Cheguei a casa, meu caro, e tive uma surpresa: os seus amores-perfeitos, que estão no terraço, floriram outra vez! Não é bonito?! – Interrompeu-me a tradução (que eu fazia concentrado) de um fragmento poético de Sólon, a sempre fada única (sem pedir licença e sem cerimónia) escondendo preces e de franja à banda. Ainda eu estava a tentar uma resposta compatível com a  sua intempestiva interrupção, quando ela, olhando por cima do meu ombro (que perfume tão agradável, que pele de seda!), me sussurrou ao ouvido que Sólon foi um jurista de se lhe tirar o chapéu.
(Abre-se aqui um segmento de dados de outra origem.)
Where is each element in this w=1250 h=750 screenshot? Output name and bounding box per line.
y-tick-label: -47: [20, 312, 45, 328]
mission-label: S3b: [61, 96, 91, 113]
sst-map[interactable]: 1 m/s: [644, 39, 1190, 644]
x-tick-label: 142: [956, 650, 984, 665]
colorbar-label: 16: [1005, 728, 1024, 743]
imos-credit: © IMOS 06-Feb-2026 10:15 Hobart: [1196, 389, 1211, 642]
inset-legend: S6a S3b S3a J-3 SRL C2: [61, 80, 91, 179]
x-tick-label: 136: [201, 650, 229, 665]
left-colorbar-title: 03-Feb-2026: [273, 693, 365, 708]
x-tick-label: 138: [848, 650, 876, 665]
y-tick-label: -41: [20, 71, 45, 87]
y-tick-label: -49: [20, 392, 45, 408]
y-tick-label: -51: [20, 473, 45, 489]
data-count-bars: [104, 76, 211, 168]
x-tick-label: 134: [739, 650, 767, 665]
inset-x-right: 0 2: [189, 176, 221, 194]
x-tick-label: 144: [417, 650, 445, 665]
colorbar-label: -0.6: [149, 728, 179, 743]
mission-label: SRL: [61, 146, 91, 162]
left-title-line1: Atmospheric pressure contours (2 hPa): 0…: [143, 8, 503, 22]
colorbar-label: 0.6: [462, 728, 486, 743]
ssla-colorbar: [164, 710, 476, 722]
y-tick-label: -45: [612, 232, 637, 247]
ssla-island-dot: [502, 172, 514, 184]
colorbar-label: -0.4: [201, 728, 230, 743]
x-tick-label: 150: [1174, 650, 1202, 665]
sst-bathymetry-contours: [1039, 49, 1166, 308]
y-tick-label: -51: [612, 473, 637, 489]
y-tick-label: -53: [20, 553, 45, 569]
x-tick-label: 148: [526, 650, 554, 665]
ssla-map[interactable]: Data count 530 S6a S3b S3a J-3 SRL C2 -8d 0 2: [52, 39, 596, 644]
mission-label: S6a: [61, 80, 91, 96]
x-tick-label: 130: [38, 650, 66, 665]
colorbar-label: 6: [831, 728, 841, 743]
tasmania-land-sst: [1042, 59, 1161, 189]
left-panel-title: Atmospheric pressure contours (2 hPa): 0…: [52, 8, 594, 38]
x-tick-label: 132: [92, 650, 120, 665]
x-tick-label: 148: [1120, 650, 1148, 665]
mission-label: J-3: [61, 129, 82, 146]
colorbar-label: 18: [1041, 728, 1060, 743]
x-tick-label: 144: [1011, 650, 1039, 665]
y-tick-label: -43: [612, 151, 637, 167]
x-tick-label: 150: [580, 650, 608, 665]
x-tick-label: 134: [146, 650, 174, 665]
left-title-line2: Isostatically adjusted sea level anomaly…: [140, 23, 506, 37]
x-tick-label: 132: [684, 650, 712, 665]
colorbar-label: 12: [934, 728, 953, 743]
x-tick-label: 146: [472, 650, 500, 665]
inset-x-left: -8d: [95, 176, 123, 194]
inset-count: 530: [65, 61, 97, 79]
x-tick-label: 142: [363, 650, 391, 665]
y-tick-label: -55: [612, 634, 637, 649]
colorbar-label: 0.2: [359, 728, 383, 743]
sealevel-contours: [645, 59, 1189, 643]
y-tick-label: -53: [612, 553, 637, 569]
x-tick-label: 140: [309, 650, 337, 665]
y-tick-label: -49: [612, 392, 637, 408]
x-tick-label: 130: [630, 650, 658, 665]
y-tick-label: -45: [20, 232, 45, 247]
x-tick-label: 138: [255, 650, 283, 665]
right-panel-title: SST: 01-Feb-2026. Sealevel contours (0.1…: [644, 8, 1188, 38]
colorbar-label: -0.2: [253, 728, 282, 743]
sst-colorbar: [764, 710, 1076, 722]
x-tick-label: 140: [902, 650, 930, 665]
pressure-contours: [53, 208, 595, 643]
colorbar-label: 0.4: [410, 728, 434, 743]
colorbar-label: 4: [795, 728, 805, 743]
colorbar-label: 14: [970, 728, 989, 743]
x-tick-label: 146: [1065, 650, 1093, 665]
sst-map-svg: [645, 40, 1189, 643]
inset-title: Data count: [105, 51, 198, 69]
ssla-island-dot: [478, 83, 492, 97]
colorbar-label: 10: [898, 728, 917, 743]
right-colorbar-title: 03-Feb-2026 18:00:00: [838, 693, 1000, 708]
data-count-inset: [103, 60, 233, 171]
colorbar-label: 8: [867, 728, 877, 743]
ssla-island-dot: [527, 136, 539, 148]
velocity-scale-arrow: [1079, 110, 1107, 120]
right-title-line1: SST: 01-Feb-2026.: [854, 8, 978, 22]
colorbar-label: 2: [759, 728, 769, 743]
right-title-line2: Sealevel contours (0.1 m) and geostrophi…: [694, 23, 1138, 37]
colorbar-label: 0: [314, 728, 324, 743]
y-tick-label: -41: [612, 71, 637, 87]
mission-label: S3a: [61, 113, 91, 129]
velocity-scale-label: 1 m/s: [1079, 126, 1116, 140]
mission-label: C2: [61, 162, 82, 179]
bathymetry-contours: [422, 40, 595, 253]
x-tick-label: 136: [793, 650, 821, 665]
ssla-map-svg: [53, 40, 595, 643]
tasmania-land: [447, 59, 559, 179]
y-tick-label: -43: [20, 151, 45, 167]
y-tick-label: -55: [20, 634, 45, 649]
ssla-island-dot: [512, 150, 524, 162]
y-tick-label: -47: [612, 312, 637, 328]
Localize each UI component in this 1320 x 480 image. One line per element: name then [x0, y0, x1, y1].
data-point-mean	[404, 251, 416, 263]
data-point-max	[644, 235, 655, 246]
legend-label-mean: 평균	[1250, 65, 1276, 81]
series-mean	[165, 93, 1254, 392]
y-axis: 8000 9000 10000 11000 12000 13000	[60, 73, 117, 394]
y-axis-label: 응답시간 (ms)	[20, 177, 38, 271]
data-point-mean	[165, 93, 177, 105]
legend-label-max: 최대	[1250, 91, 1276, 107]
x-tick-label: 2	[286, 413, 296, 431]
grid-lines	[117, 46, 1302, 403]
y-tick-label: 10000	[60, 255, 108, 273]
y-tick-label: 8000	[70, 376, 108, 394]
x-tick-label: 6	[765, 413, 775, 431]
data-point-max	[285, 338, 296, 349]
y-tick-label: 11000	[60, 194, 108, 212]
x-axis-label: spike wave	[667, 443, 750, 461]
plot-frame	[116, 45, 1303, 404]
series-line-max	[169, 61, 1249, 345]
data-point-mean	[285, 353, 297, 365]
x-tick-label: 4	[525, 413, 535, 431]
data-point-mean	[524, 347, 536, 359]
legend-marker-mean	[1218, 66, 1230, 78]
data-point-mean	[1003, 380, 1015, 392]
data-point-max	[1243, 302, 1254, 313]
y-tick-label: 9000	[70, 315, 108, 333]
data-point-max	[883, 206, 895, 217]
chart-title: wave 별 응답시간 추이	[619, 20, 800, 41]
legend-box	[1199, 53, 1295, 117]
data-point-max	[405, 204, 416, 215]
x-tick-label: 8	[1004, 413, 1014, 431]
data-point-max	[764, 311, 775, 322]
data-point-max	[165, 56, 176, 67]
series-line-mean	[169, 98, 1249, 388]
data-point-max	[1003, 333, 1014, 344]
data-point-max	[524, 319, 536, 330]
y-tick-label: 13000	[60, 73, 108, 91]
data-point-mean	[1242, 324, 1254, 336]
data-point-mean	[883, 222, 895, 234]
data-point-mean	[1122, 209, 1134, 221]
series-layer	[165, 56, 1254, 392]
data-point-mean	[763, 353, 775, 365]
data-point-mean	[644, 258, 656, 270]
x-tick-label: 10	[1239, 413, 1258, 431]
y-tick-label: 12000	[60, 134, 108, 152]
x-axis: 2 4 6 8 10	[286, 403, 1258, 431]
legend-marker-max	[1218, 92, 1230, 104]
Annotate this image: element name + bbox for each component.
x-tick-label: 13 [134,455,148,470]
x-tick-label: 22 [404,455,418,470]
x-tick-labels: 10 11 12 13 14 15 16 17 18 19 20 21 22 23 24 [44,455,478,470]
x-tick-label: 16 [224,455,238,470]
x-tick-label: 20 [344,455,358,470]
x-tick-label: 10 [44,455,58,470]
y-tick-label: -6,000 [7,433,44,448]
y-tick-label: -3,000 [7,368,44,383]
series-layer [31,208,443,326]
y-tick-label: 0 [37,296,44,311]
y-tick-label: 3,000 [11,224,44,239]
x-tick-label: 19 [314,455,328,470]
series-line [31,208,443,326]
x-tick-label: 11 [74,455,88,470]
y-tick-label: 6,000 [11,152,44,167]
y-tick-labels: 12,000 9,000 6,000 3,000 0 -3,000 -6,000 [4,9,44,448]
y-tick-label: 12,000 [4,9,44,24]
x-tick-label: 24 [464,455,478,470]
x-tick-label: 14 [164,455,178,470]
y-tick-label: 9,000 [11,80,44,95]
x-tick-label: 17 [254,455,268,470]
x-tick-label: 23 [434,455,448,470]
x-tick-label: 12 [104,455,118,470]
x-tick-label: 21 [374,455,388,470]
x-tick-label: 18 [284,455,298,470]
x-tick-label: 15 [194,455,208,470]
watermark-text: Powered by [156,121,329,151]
De se lhe tirar o chapéu? – Ouvi-me a perguntar. Tirar o chapéu é um sinal de respeito, de justiça e de admiração, não seja ignorante, explicou-me ela de imediato e perguntando-me qual seria o poema mais bonito que Sólon tinha escrito. Conheço, respondi sem muita segurança, apenas alguns dos seus fragmentos poéticos, mas sei que Sólon é sobretudo um poeta elegíaco; e a elegia é uma intersecção entre a poesia arcaica e a política, mediante a denominada política de exortação ou a parainesis, sustentada numa sólida função cívica. Meu apaixonado irresoluto, questionou-me com olhos de mel coado, deixe-se de conversas meio atrapalhadas no dizer; eu apenas queria saber se Sólon escreveu algum poema do coração bonito porque hoje me apetece uma hora (pelo menos uma hora) de loucura, de alegria e de atalhos sem sinalização. Sabia, continuou, que um poema do coração bonito, é um poema lateral aos sentidos que tem o formato ébrio de um corpo reclinado num peito e que se orienta pelo bater descompassado de outro coração aflito? A bebedeira de felicidade dos seus amores-perfeitos que perderam o medo e floriram para aceitar o destino, tem que ter uma explicação convincente, que lhe parece?- Rematou. Parece-me, disse eu medindo as palavras, que a sua forma de fazer perguntas nasce do seu coração bonito; e agora deixei de ter dúvidas: disse que eram meus os seus amores-perfeitos (que floriram outra vez), porque a sua elegante e nobre forma de estar na vida é um poema do seu coração bonito. Transcrevo-lhe (os olhos grandes dela, expectantes, iluminavam tudo à volta) um poeminha que encontrei guardado num centenário e maneirinho baú de cerejeira (já pensei que possa ser um fragmento de um apócrifo Cântico dos Cânticos inspirado numa mulher bonita de coração); assim se manifesta e se diz em voz-escrita: 
"Por ti arrisco tudo com prazer.
Tu e eu
possuir-nos-emos.
Eu e tu
esgotar-nos-emos.
Assim foi decidido acontecer!".
Adorei, adorei, adorei outra vez, suspirou ela com duas romãs-meninas emolduradas no rosto iluminado e espreitando sensações... Venha ver-me hoje ao fim do dia, espero por si!